The standard specifies a multi-layer architecture: the detector front-end produces digitised energy and timing information for each gamma interaction; the data concentrator aggregates channels and performs coincidence sorting; and the host interface streams list-mode data to the reconstruction server. The table below summarises the critical parameters.
| Parameter | Requirement | Typical Implementation |
|---|---|---|
| Energy resolution (FWHM @ 511 keV) | ≤ 15 % | LYSO + SiPM: 8–12 % |
| Timing resolution (coincidence) | ≤ 10 ns (conventional), ≤ 1 ns (TOF) | SiPM + fast CFD: 300–600 ps TOF |
| Single-channel count rate | ≥ 1 Mcps per channel | Multi-voltage threshold (MVT) readout |
| Data throughput (per DAQ link) | ≥ 2 Gbps | Gigabit Ethernet or PCIe Gen 2 |
| Coincidence window jitter | ≤ 100 ps RMS | FPGA-based TDC with PLL |
| Dead time per event | ≤ 100 ns | Pipeline ADC + FPGA processing |
| Data format | List-mode with energy, timestamp, channel ID | Custom 64-bit event word |
To achieve the sub-nanosecond timing resolution required by TOF-PET, IEC 63047-compliant systems typically employ FPGA-based tapped delay line TDCs with a bin size of 10–20 ps. The tapped delay line uses the intrinsic propagation delay of logic cells to create a fine time stamp; a coarse counter running at the system clock provides the absolute time reference. Interpolation between taps using a phase-locked loop (PLL) can further improve precision to below 10 ps RMS, though at the cost of increased power consumption.
The standard mandates that each detected event be assigned an energy value — typically derived from the integral of the scintillation pulse over a 200–400 ns gate. A lower-level discriminator (LLD) at approximately 350 keV and an upper-level discriminator (ULD) at approximately 650 keV reject Compton-scattered photons and random coincidences. Modern digital approaches replace analogue CFD with digital constant-fraction discrimination implemented in FPGA logic, offering greater stability and temperature insensitivity.
IEC 63047 directly enables the development of next-generation PET systems with higher sensitivity, better spatial resolution, and lower patient dose.
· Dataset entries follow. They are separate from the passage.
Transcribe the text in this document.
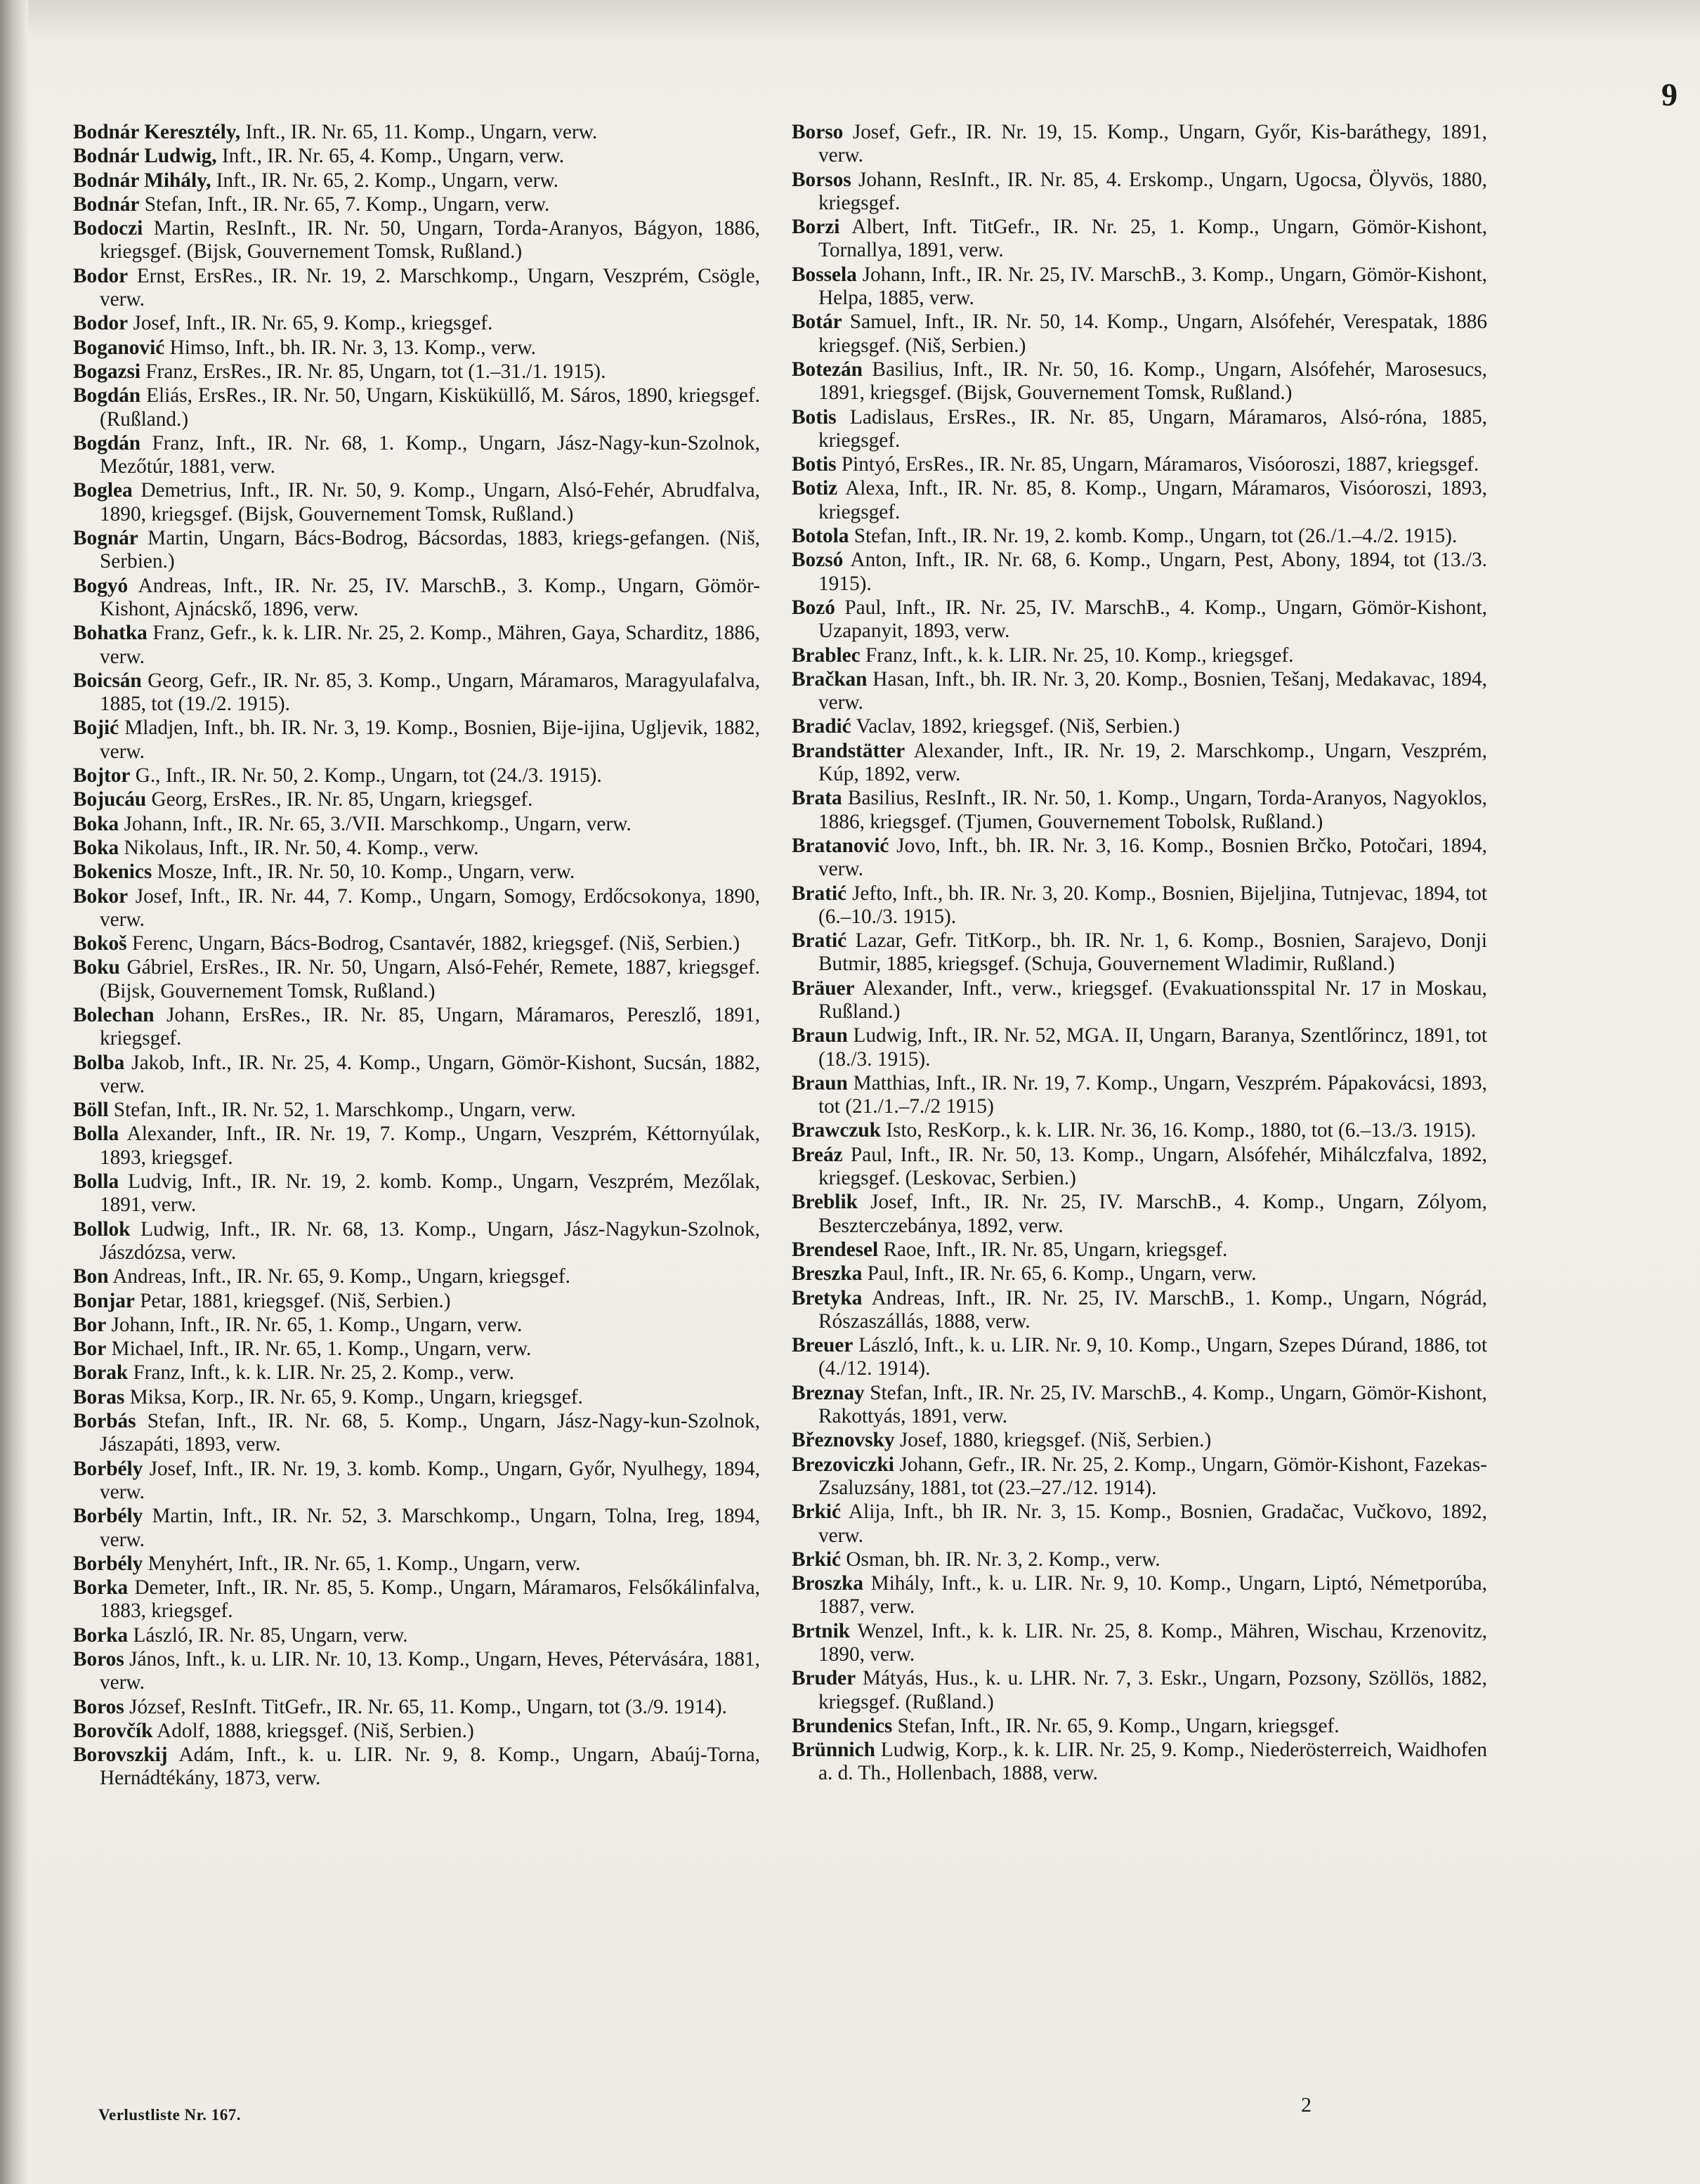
9

Bodnár Keresztély, Inft., IR. Nr. 65, 11. Komp., Ungarn, verw.

Bodnár Ludwig, Inft., IR. Nr. 65, 4. Komp., Ungarn, verw.

Bodnár Mihály, Inft., IR. Nr. 65, 2. Komp., Ungarn, verw.

Bodnár Stefan, Inft., IR. Nr. 65, 7. Komp., Ungarn, verw.

Bodoczi Martin, ResInft., IR. Nr. 50, Ungarn, Torda-Aranyos, Bágyon, 1886, kriegsgef. (Bijsk, Gouvernement Tomsk, Rußland.)

Bodor Ernst, ErsRes., IR. Nr. 19, 2. Marschkomp., Ungarn, Veszprém, Csögle, verw.

Bodor Josef, Inft., IR. Nr. 65, 9. Komp., kriegsgef.

Boganović Himso, Inft., bh. IR. Nr. 3, 13. Komp., verw.

Bogazsi Franz, ErsRes., IR. Nr. 85, Ungarn, tot (1.–31./1. 1915).

Bogdán Eliás, ErsRes., IR. Nr. 50, Ungarn, Kisküküllő, M. Sáros, 1890, kriegsgef. (Rußland.)

Bogdán Franz, Inft., IR. Nr. 68, 1. Komp., Ungarn, Jász-Nagy-kun-Szolnok, Mezőtúr, 1881, verw.

Boglea Demetrius, Inft., IR. Nr. 50, 9. Komp., Ungarn, Alsó-Fehér, Abrudfalva, 1890, kriegsgef. (Bijsk, Gouvernement Tomsk, Rußland.)

Bognár Martin, Ungarn, Bács-Bodrog, Bácsordas, 1883, kriegs-gefangen. (Niš, Serbien.)

Bogyó Andreas, Inft., IR. Nr. 25, IV. MarschB., 3. Komp., Ungarn, Gömör-Kishont, Ajnácskő, 1896, verw.

Bohatka Franz, Gefr., k. k. LIR. Nr. 25, 2. Komp., Mähren, Gaya, Scharditz, 1886, verw.

Boicsán Georg, Gefr., IR. Nr. 85, 3. Komp., Ungarn, Máramaros, Maragyulafalva, 1885, tot (19./2. 1915).

Bojić Mladjen, Inft., bh. IR. Nr. 3, 19. Komp., Bosnien, Bije-ijina, Ugljevik, 1882, verw.

Bojtor G., Inft., IR. Nr. 50, 2. Komp., Ungarn, tot (24./3. 1915).

Bojucáu Georg, ErsRes., IR. Nr. 85, Ungarn, kriegsgef.

Boka Johann, Inft., IR. Nr. 65, 3./VII. Marschkomp., Ungarn, verw.

Boka Nikolaus, Inft., IR. Nr. 50, 4. Komp., verw.

Bokenics Mosze, Inft., IR. Nr. 50, 10. Komp., Ungarn, verw.

Bokor Josef, Inft., IR. Nr. 44, 7. Komp., Ungarn, Somogy, Erdőcsokonya, 1890, verw.

Bokoš Ferenc, Ungarn, Bács-Bodrog, Csantavér, 1882, kriegsgef. (Niš, Serbien.)

Boku Gábriel, ErsRes., IR. Nr. 50, Ungarn, Alsó-Fehér, Remete, 1887, kriegsgef. (Bijsk, Gouvernement Tomsk, Rußland.)

Bolechan Johann, ErsRes., IR. Nr. 85, Ungarn, Máramaros, Pereszlő, 1891, kriegsgef.

Bolba Jakob, Inft., IR. Nr. 25, 4. Komp., Ungarn, Gömör-Kishont, Sucsán, 1882, verw.

Böll Stefan, Inft., IR. Nr. 52, 1. Marschkomp., Ungarn, verw.

Bolla Alexander, Inft., IR. Nr. 19, 7. Komp., Ungarn, Veszprém, Kéttornyúlak, 1893, kriegsgef.

Bolla Ludvig, Inft., IR. Nr. 19, 2. komb. Komp., Ungarn, Veszprém, Mezőlak, 1891, verw.

Bollok Ludwig, Inft., IR. Nr. 68, 13. Komp., Ungarn, Jász-Nagykun-Szolnok, Jászdózsa, verw.

Bon Andreas, Inft., IR. Nr. 65, 9. Komp., Ungarn, kriegsgef.

Bonjar Petar, 1881, kriegsgef. (Niš, Serbien.)

Bor Johann, Inft., IR. Nr. 65, 1. Komp., Ungarn, verw.

Bor Michael, Inft., IR. Nr. 65, 1. Komp., Ungarn, verw.

Borak Franz, Inft., k. k. LIR. Nr. 25, 2. Komp., verw.

Boras Miksa, Korp., IR. Nr. 65, 9. Komp., Ungarn, kriegsgef.

Borbás Stefan, Inft., IR. Nr. 68, 5. Komp., Ungarn, Jász-Nagy-kun-Szolnok, Jászapáti, 1893, verw.

Borbély Josef, Inft., IR. Nr. 19, 3. komb. Komp., Ungarn, Győr, Nyulhegy, 1894, verw.

Borbély Martin, Inft., IR. Nr. 52, 3. Marschkomp., Ungarn, Tolna, Ireg, 1894, verw.

Borbély Menyhért, Inft., IR. Nr. 65, 1. Komp., Ungarn, verw.

Borka Demeter, Inft., IR. Nr. 85, 5. Komp., Ungarn, Máramaros, Felsőkálinfalva, 1883, kriegsgef.

Borka László, IR. Nr. 85, Ungarn, verw.

Boros János, Inft., k. u. LIR. Nr. 10, 13. Komp., Ungarn, Heves, Pétervására, 1881, verw.

Boros József, ResInft. TitGefr., IR. Nr. 65, 11. Komp., Ungarn, tot (3./9. 1914).

Borovčík Adolf, 1888, kriegsgef. (Niš, Serbien.)

Borovszkij Adám, Inft., k. u. LIR. Nr. 9, 8. Komp., Ungarn, Abaúj-Torna, Hernádtékány, 1873, verw.

Borso Josef, Gefr., IR. Nr. 19, 15. Komp., Ungarn, Győr, Kis-baráthegy, 1891, verw.

Borsos Johann, ResInft., IR. Nr. 85, 4. Erskomp., Ungarn, Ugocsa, Ölyvös, 1880, kriegsgef.

Borzi Albert, Inft. TitGefr., IR. Nr. 25, 1. Komp., Ungarn, Gömör-Kishont, Tornallya, 1891, verw.

Bossela Johann, Inft., IR. Nr. 25, IV. MarschB., 3. Komp., Ungarn, Gömör-Kishont, Helpa, 1885, verw.

Botár Samuel, Inft., IR. Nr. 50, 14. Komp., Ungarn, Alsófehér, Verespatak, 1886 kriegsgef. (Niš, Serbien.)

Botezán Basilius, Inft., IR. Nr. 50, 16. Komp., Ungarn, Alsófehér, Marosesucs, 1891, kriegsgef. (Bijsk, Gouvernement Tomsk, Rußland.)

Botis Ladislaus, ErsRes., IR. Nr. 85, Ungarn, Máramaros, Alsó-róna, 1885, kriegsgef.

Botis Pintyó, ErsRes., IR. Nr. 85, Ungarn, Máramaros, Visóoroszi, 1887, kriegsgef.

Botiz Alexa, Inft., IR. Nr. 85, 8. Komp., Ungarn, Máramaros, Visóoroszi, 1893, kriegsgef.

Botola Stefan, Inft., IR. Nr. 19, 2. komb. Komp., Ungarn, tot (26./1.–4./2. 1915).

Bozsó Anton, Inft., IR. Nr. 68, 6. Komp., Ungarn, Pest, Abony, 1894, tot (13./3. 1915).

Bozó Paul, Inft., IR. Nr. 25, IV. MarschB., 4. Komp., Ungarn, Gömör-Kishont, Uzapanyit, 1893, verw.

Brablec Franz, Inft., k. k. LIR. Nr. 25, 10. Komp., kriegsgef.

Bračkan Hasan, Inft., bh. IR. Nr. 3, 20. Komp., Bosnien, Tešanj, Medakavac, 1894, verw.

Bradić Vaclav, 1892, kriegsgef. (Niš, Serbien.)

Brandstätter Alexander, Inft., IR. Nr. 19, 2. Marschkomp., Ungarn, Veszprém, Kúp, 1892, verw.

Brata Basilius, ResInft., IR. Nr. 50, 1. Komp., Ungarn, Torda-Aranyos, Nagyoklos, 1886, kriegsgef. (Tjumen, Gouvernement Tobolsk, Rußland.)

Bratanović Jovo, Inft., bh. IR. Nr. 3, 16. Komp., Bosnien Brčko, Potočari, 1894, verw.

Bratić Jefto, Inft., bh. IR. Nr. 3, 20. Komp., Bosnien, Bijeljina, Tutnjevac, 1894, tot (6.–10./3. 1915).

Bratić Lazar, Gefr. TitKorp., bh. IR. Nr. 1, 6. Komp., Bosnien, Sarajevo, Donji Butmir, 1885, kriegsgef. (Schuja, Gouvernement Wladimir, Rußland.)

Bräuer Alexander, Inft., verw., kriegsgef. (Evakuationsspital Nr. 17 in Moskau, Rußland.)

Braun Ludwig, Inft., IR. Nr. 52, MGA. II, Ungarn, Baranya, Szentlőrincz, 1891, tot (18./3. 1915).

Braun Matthias, Inft., IR. Nr. 19, 7. Komp., Ungarn, Veszprém. Pápakovácsi, 1893, tot (21./1.–7./2 1915)

Brawczuk Isto, ResKorp., k. k. LIR. Nr. 36, 16. Komp., 1880, tot (6.–13./3. 1915).

Breáz Paul, Inft., IR. Nr. 50, 13. Komp., Ungarn, Alsófehér, Mihálczfalva, 1892, kriegsgef. (Leskovac, Serbien.)

Breblik Josef, Inft., IR. Nr. 25, IV. MarschB., 4. Komp., Ungarn, Zólyom, Beszterczebánya, 1892, verw.

Brendesel Raoe, Inft., IR. Nr. 85, Ungarn, kriegsgef.

Breszka Paul, Inft., IR. Nr. 65, 6. Komp., Ungarn, verw.

Bretyka Andreas, Inft., IR. Nr. 25, IV. MarschB., 1. Komp., Ungarn, Nógrád, Rószaszállás, 1888, verw.

Breuer László, Inft., k. u. LIR. Nr. 9, 10. Komp., Ungarn, Szepes Dúrand, 1886, tot (4./12. 1914).

Breznay Stefan, Inft., IR. Nr. 25, IV. MarschB., 4. Komp., Ungarn, Gömör-Kishont, Rakottyás, 1891, verw.

Březnovsky Josef, 1880, kriegsgef. (Niš, Serbien.)

Brezoviczki Johann, Gefr., IR. Nr. 25, 2. Komp., Ungarn, Gömör-Kishont, Fazekas-Zsaluzsány, 1881, tot (23.–27./12. 1914).

Brkić Alija, Inft., bh IR. Nr. 3, 15. Komp., Bosnien, Gradačac, Vučkovo, 1892, verw.

Brkić Osman, bh. IR. Nr. 3, 2. Komp., verw.

Broszka Mihály, Inft., k. u. LIR. Nr. 9, 10. Komp., Ungarn, Liptó, Németporúba, 1887, verw.

Brtnik Wenzel, Inft., k. k. LIR. Nr. 25, 8. Komp., Mähren, Wischau, Krzenovitz, 1890, verw.

Bruder Mátyás, Hus., k. u. LHR. Nr. 7, 3. Eskr., Ungarn, Pozsony, Szöllös, 1882, kriegsgef. (Rußland.)

Brundenics Stefan, Inft., IR. Nr. 65, 9. Komp., Ungarn, kriegsgef.

Brünnich Ludwig, Korp., k. k. LIR. Nr. 25, 9. Komp., Niederösterreich, Waidhofen a. d. Th., Hollenbach, 1888, verw.

Verlustliste Nr. 167.	2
The standard’s emphasis on list-mode data output supports flexible reconstruction algorithms including time-of-flight (TOF) and point-spread function (PSF) modelling. Emerging trends such as total-body PET (with up to 200 cm axial field of view) and real-time motion correction place even greater demands on the DAQ architecture — requiring channel counts exceeding 500,000 and aggregate data rates above 100 Gbps.